Talvez, se fôssemos perguntar aos terreiros de candomblé e outras expressões religiosas de origem africana, eles nos diriam que nem sempre têm liberdade religiosa. Antigamente a Igreja Católica se sentia no direito de perseguir os cultos afros no Brasil, até pichados como coisas do demônio. Na verdade, foi um comunista chamado Jorge Amado que introduziu na Constituição Brasileira de 1946 a liberdade religiosa para os cultos afros. Hoje, muitos pastores e igrejas evangélicas se sentem no direito de perseguir os cultos afros.
O mesmo com os povos indígenas. Como me dizia um jovem indígena num dos preparativos do Sínodo para a Amazônia: “o pastor vai lá na tribo, a gente o acolhe bem, ele diz que nossa religião é coisa do demônio. A gente escuta, quando ele vai embora, a gente faz os nossos ritos”.

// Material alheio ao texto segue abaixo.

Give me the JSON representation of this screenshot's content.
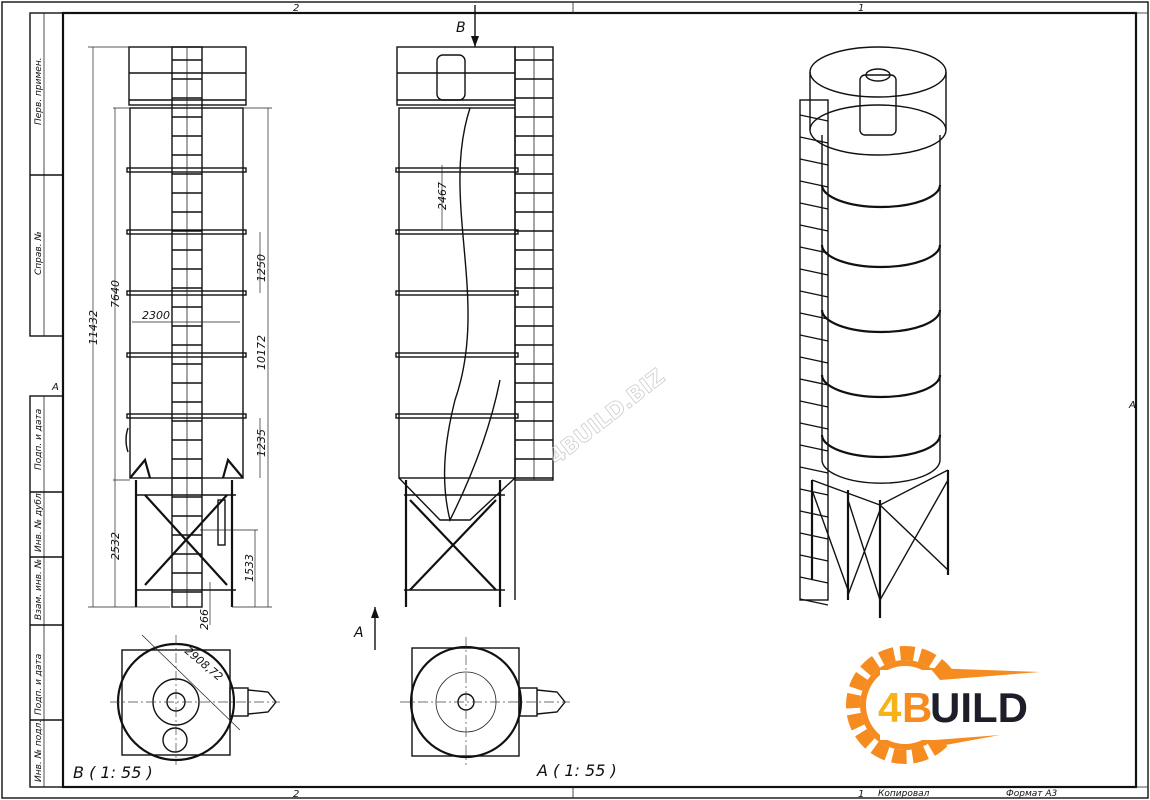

Mas, alguma coisa de pior está acontecendo. A Paróquia da Paz, em Fortaleza, está sendo invadida por “católicos” durante as celebrações, que se sentem no direito de berrar, atacar o padre, criar confusão e divisão durante a própria celebração da Eucaristia. Não são os perseguidores dos cultos afros e nem dos índios, são católicos, os que se julgam verdadeiros intérpretes do Evangelho e da doutrina da Igreja Católica. Não são comunistas, muito ao contrário, são militares, defensores da pátria, da família, dos “Deus acima de todos”, inclusive da liberdade religiosa. Enfim, são os bolsonaristas, os fascistas de estilo brasileiro.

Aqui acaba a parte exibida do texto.